September 29, 2005

Ruminations on the end

We live in strange times. Our world grows steadily demystified, dissected, denuded of romance, de-romanticised, if you will. There are no points on the map that havent been scanned and scrubbed vigorously of mystery by satellite imagery. There are no races that hold strange esoteric talents or mysterious cultures living in isolation from any but their own way of life. There are no mysterious creatures of fantastic proportions left to discover. They've even uncovered the poor giant squid, caught like paris hilton on spycam. The mysterious kraken of old lies bared to all, its fearsome unimaginable proportions requiring no further imagination in the cold lens of an underwater camera. There is probably no spot left on earth which, if traced for human contact within the past fifty years, would come up negative. There are no more Macchu Picchus. I mean, of course there is a Macchu Picchu, but whats the point, where's the awe and splendour of the unknown, when you've got fat german tourists and korean shutterbugs crawling over that once inaccessible fort where men considered themselves either gods or dead.
Where is the dragon?
Where is el dorado and shangri-la?
Its not surprising that in these rational, scientifically verifiable times, fantasy sees a redux. These are the days where the only true creatures of awe inspiring fantasy lie within the head. the lion was once considered a semi-mythical creature by the Chinese. There's very little myth left in a creature left to feed, fart and fornicate in a cage.
 
I'm not pretending to make some sort of point here. Perhaps I have little or nothing of any real substance to say, and a whole bunch of you can get back at me on how new the world is... Write in and try to convince me.

3 comments:

Anonymous said...

dude things have been deromanticised precisely because they could be...theres lots of stuff left to discover...stuff that can't be deromanticised cause it strange by it very nature...and what we know need not be true at nay rate...

ViralFish said...

Its not about the quality of the known.
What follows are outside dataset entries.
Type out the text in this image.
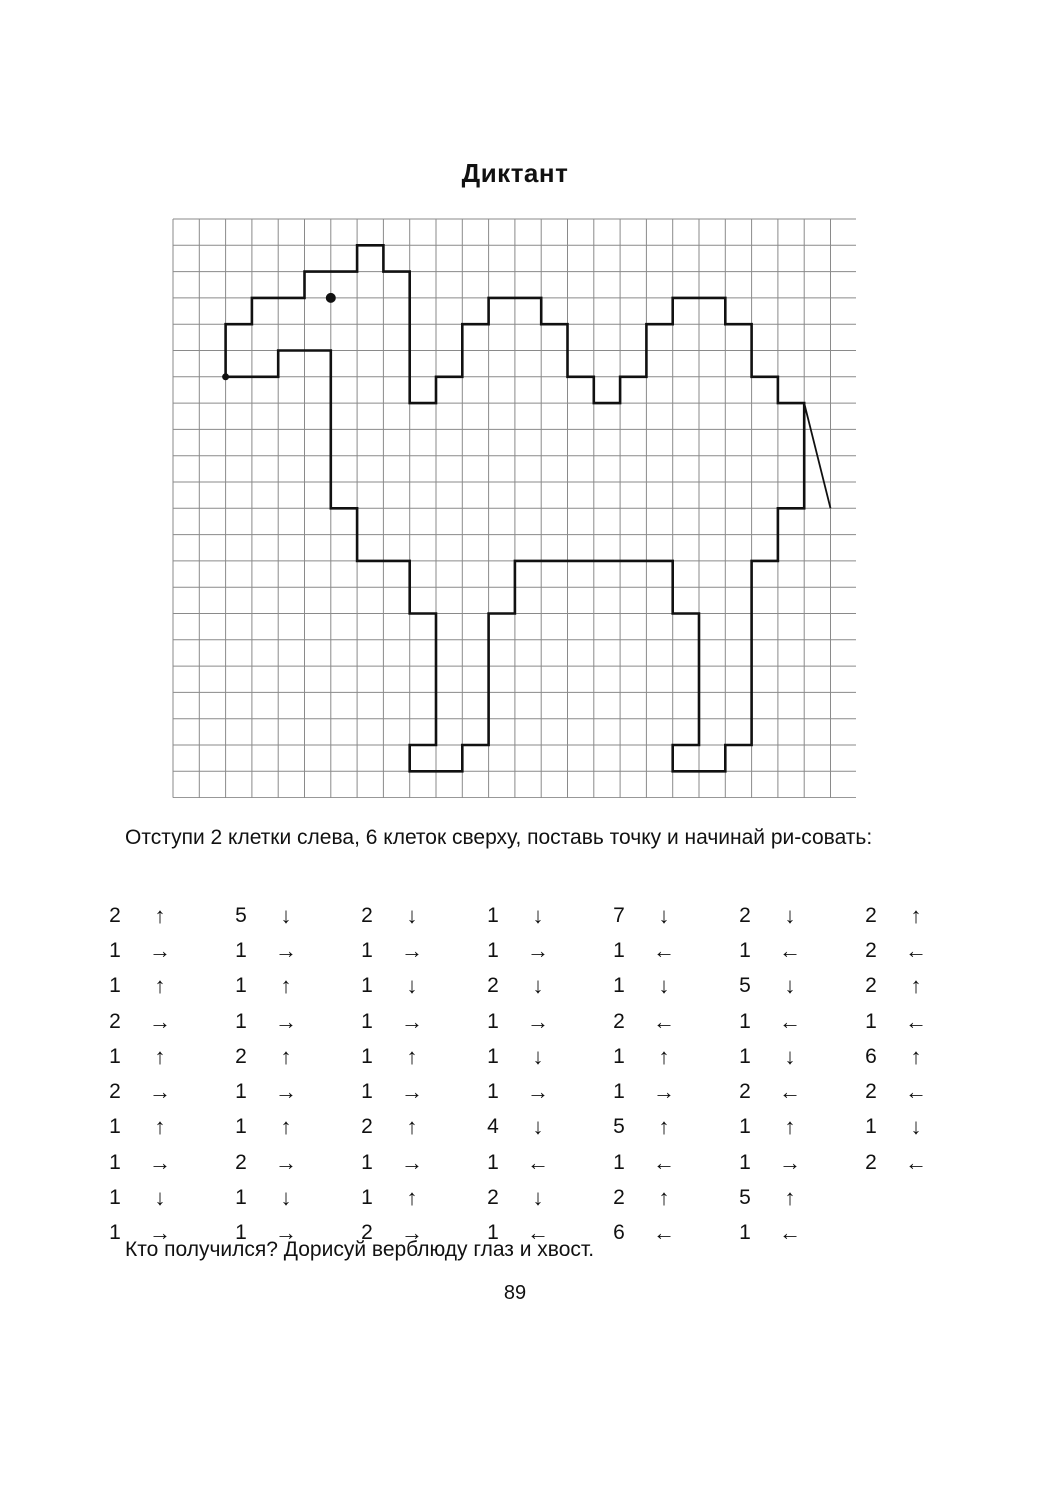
Диктант
Отступи 2 клетки слева, 6 клеток сверху, поставь точку и начинай ри-совать:
2	↑
1	→
1	↑
2	→
1	↑
2	→
1	↑
1	→
1	↓
1	→
5	↓
1	→
1	↑
1	→
2	↑
1	→
1	↑
2	→
1	↓
1	→
2	↓
1	→
1	↓
1	→
1	↑
1	→
2	↑
1	→
1	↑
2	→
1	↓
1	→
2	↓
1	→
1	↓
1	→
4	↓
1	←
2	↓
1	←
7	↓
1	←
1	↓
2	←
1	↑
1	→
5	↑
1	←
2	↑
6	←
2	↓
1	←
5	↓
1	←
1	↓
2	←
1	↑
1	→
5	↑
1	←
2	↑
2	←
2	↑
1	←
6	↑
2	←
1	↓
2	←
Кто получился? Дорисуй верблюду глаз и хвост.
89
Its about the knowable itself. Just about everything is knowable today. Very few real legends can exist in a world where everything can be explained away with scientific/political/philosophical jargon. This is no longer the same world in which dragons lived.

Anonymous said...

thedragons or something even stranger, nigh unknowable might yet exist in the realm of the unknown. and yes there is perhaps the realm of the unknowable too, though i'm not too sure if it is a really goodidea to endorse an outlooks that tells us that there is the unknowable.